From bases all over the United Kingdom and from Germany, what seemed to be the greater part of the country’s fighting strength was flying off to the heat and sand of Arabia, still so vivid in my memory from our tour there. Now, with war in the Gulf a certainty, I saw a chance for the Princess to reinforce her continuing place at the royal top table. She should go to the desert to cheer up the troops, I told my superiors. To myself and the Princess only, I added an additional reason: such a trip would symbolically reinforce her position as future Queen by showing her actively supporting the forces of the Crown as they prepared for battle. How better to prove to a sceptical establishment that the Princess was ideally qualified to represent the younger generation’s support for our brave boys? And how better to cheer up the brave boys getting ready to fight in the desert than with some youthful glamour? The choice seemed obvious – to me, anyway.
The Princess was enthusiastic about my plan for many laudable reasons and for a few others as well, as I discovered.

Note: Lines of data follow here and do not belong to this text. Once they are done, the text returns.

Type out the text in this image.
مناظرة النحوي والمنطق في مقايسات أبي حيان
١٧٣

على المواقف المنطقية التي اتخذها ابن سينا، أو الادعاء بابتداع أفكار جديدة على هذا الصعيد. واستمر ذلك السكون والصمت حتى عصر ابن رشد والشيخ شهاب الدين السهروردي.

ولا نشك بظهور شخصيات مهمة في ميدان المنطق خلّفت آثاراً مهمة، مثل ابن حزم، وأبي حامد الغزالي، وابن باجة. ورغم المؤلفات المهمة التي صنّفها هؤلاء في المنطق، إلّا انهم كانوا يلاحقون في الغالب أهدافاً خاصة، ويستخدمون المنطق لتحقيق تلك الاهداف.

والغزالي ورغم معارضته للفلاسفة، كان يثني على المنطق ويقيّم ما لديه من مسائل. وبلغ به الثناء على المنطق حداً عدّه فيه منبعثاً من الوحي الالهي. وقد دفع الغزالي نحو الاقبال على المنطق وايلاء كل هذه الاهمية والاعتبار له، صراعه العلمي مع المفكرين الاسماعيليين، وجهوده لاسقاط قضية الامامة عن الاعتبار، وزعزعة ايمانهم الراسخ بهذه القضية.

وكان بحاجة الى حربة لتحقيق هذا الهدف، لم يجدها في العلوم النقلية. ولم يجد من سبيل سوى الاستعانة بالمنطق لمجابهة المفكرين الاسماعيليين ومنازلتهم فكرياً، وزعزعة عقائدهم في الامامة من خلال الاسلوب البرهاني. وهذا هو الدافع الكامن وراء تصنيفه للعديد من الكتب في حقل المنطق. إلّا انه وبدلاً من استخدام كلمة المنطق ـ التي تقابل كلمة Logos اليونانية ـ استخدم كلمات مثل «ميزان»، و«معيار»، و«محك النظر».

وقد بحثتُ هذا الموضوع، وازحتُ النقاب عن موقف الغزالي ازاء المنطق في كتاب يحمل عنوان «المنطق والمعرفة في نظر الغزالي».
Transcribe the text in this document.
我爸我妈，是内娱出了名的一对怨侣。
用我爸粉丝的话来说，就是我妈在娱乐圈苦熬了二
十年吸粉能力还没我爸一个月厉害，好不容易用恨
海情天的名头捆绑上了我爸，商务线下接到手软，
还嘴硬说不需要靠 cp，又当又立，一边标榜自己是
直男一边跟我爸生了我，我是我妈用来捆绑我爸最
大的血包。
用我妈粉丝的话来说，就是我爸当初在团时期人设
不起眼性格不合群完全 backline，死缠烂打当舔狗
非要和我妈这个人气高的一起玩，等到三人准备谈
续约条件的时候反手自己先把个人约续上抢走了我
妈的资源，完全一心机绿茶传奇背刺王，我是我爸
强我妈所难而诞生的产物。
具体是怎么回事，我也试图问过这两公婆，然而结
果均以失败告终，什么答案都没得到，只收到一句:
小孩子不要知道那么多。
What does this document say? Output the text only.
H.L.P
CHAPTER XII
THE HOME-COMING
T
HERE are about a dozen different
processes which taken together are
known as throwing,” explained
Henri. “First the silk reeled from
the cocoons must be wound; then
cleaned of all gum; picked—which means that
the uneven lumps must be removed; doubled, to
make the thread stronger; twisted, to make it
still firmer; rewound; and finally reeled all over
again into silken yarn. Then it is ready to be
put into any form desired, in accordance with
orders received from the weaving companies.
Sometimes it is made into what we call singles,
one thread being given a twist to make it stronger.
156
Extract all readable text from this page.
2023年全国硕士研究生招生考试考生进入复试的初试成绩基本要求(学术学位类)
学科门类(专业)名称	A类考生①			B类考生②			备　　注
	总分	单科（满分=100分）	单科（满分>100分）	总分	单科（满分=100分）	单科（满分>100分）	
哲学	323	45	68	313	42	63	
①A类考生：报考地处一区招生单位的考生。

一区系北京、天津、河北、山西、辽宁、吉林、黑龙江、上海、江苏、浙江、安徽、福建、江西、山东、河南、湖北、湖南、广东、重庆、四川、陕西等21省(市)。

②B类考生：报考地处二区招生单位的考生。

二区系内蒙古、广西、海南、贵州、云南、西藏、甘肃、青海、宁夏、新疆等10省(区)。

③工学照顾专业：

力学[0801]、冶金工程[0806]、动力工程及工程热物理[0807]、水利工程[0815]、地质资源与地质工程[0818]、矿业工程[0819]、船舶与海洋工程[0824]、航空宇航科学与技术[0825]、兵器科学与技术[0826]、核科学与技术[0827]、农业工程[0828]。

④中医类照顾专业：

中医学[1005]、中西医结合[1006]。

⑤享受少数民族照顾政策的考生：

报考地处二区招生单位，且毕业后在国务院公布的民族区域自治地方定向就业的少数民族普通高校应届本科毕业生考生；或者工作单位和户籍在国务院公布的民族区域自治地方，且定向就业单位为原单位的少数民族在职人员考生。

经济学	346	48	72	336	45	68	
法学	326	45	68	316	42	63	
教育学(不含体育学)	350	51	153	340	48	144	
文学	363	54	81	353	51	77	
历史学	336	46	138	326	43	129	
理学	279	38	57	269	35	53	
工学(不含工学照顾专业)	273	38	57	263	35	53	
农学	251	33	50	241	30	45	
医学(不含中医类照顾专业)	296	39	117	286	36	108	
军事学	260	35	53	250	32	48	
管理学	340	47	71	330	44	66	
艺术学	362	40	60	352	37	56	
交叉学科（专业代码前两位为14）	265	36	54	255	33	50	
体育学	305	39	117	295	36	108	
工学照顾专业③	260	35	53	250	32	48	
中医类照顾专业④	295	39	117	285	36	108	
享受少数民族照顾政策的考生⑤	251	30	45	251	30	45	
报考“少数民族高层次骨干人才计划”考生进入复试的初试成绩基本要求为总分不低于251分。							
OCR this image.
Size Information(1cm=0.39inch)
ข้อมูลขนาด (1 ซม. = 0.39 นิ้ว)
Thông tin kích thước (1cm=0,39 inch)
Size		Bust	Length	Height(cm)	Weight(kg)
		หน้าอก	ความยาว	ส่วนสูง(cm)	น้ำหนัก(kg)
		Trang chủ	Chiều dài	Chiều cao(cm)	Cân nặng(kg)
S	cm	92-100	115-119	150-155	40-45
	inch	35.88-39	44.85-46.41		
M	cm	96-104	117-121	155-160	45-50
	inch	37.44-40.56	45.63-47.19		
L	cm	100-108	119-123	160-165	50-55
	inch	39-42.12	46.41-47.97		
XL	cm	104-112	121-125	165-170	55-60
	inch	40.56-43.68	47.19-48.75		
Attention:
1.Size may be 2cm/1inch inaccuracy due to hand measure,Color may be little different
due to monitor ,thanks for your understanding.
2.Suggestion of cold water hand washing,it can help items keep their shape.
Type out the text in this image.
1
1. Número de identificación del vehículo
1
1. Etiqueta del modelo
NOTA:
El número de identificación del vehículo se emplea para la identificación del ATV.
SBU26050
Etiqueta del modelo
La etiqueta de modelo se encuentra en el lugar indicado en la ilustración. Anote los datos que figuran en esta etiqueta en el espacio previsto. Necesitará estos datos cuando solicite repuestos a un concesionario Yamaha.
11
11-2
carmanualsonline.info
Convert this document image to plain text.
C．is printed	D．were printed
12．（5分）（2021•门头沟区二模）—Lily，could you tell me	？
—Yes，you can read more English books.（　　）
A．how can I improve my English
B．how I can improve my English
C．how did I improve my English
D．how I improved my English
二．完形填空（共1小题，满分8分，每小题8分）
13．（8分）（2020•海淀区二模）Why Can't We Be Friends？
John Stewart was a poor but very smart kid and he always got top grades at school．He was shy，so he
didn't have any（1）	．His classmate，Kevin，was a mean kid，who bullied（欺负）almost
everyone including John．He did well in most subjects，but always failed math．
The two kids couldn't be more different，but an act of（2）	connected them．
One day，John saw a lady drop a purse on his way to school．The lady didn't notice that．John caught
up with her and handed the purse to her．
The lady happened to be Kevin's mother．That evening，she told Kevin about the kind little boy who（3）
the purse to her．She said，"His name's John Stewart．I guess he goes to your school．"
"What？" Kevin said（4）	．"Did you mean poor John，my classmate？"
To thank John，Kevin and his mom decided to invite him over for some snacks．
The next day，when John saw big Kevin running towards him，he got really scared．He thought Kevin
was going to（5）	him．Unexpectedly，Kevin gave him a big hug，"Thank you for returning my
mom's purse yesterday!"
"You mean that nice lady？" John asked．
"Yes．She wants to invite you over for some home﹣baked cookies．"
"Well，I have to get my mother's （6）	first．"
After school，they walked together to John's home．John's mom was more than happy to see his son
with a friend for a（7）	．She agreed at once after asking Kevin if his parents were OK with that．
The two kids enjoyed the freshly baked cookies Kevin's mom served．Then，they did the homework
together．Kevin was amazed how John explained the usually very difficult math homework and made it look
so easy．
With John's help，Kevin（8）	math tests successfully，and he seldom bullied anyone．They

These turned out to be mainly to do with Captain James Hewitt, already practising gunnery with his regiment on an Arabian beach.
Meanwhile, the Prince’s advisers had come up with a similar idea and, showing a glimpse of their growing skill at lobbying, succeeded in persuading Buckingham Palace to propose their man to go and be photographed among the Challenger crews. This he duly did. Rather tamely, the Princess was sent instead to raise morale at the offices of the Gulf Help Line, which had been set up to provide reassurance to relatives of those Saddam was keeping as human shields in Kuwait. Shortly before Christmas 1990, she was also sent to Germany to comfort the families whose menfolk had gone to war.